Re: Online Documentation. New! Improved!

Subject: Re: Online Documentation. New! Improved!
From: David Blyth <dblyth -at- QUALCOMM -dot- COM>
Date: Fri, 18 Oct 1996 12:45:40 -0700

Hi All;

>>One of the things that makes an on-line document different is the difficulty
>>inherent in presenting highly technical information in a compact hypertext
>>environment. I'm surprised Robert didn't mention this.

>I didn't mention it because I don't accept the conclusion. Some
>highly technical information doesn't fit well in a "compact hypertext
>environment." All this means is that an expanded hypertext environment
>needs to be provided for it.

And sometimes you can't _get_ an expanded hypertext environment but
you gotta put up the technical information anyway. That's what makes
it difficult.

It's not always easy to do a good job here. But creativity and brains
can make up for the lack of environment. Up to a point.

>Admittedly, the tools tend to be lacking. HTML, for example, seems
>to have left out two absolutely critical technical documentation elements:
>equations and vector graphics.

Yup. Some basic equation elements are being planned in future releases.
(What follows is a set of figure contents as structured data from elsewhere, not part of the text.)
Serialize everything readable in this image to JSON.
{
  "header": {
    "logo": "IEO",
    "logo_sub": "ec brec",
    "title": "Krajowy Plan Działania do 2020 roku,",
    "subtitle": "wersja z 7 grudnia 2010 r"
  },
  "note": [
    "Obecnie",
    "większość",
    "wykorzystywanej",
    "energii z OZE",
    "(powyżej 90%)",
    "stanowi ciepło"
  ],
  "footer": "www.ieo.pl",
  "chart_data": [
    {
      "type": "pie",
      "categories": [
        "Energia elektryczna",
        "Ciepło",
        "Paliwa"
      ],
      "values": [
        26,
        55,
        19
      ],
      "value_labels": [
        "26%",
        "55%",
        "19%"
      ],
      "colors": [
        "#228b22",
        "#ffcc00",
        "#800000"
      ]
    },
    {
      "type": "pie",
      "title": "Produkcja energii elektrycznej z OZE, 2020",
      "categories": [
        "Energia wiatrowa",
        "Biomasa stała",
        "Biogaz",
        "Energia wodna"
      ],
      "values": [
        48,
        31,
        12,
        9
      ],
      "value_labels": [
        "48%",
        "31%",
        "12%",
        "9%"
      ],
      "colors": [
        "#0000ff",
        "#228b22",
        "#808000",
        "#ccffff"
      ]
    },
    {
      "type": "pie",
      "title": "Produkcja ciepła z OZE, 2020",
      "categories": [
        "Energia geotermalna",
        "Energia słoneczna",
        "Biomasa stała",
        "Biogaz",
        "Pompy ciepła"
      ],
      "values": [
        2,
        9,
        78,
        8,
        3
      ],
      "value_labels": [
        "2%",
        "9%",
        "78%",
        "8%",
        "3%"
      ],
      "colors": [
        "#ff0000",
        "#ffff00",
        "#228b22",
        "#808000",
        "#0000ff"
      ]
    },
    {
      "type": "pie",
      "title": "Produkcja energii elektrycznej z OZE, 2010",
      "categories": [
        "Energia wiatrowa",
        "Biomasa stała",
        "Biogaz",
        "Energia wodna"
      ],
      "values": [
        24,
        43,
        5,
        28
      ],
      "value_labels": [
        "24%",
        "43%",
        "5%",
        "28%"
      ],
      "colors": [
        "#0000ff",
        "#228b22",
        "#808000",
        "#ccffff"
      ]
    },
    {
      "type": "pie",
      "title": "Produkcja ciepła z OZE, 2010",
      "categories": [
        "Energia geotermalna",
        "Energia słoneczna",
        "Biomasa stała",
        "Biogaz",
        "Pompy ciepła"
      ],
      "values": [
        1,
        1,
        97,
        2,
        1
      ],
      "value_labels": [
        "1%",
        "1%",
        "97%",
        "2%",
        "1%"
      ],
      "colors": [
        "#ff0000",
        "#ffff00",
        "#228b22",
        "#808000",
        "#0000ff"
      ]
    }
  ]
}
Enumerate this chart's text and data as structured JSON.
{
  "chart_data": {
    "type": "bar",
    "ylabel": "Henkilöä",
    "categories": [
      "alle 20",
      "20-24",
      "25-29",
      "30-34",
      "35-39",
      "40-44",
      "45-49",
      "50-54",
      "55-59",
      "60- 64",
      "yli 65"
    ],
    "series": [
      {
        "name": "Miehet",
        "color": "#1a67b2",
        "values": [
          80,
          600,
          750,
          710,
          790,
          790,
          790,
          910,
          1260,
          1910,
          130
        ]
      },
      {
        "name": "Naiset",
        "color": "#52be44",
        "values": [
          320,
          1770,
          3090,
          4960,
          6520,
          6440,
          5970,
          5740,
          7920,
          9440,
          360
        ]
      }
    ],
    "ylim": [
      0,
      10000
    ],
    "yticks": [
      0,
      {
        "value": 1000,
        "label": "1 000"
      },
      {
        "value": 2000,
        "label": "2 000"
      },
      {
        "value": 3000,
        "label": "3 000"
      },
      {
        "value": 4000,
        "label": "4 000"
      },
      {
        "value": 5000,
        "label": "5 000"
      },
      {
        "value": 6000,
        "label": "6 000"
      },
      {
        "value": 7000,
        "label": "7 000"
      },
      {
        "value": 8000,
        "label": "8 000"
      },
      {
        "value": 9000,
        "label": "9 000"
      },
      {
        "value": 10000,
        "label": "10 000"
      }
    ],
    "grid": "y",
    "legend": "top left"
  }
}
>Any on-line documentation system that doesn't support both of these
>is fundamentally broken as far as scientific and technical communication
>is concerned.

Nope. Or rather, HTML alone does not constitute the 'on-line documentation
system' for the Web. Web pages are not designed by HTML so much as by
HTML and Friends (Gee. That would make for a good IEEE paper title....).

You use HTML as the skeleton then call whatever other elements you need:
graphics, image maps, plug-ins, Java Scripts, CGI scripts, and so forth.
If you want vector graphics, get the plug-in.

Forgive me for getting back to (cough, cough) PDF for a second. HTML
is _designed_ to have 'hooks' to other building blocks. That makes it
a small, fast, and adaptable device built for a volatile environment.
That is, if you use it as intended.

Start with HTML, then add whatever elements you need. When things change
(on the Net, it's never 'if things change') disconnect one block and add
another.

It's object-oriented.



David (The Man) Blyth
Technical Writer & Web Site Designer
QUALCOMM

The usual disclaimers apply - QUALCOMM isn't that crazy.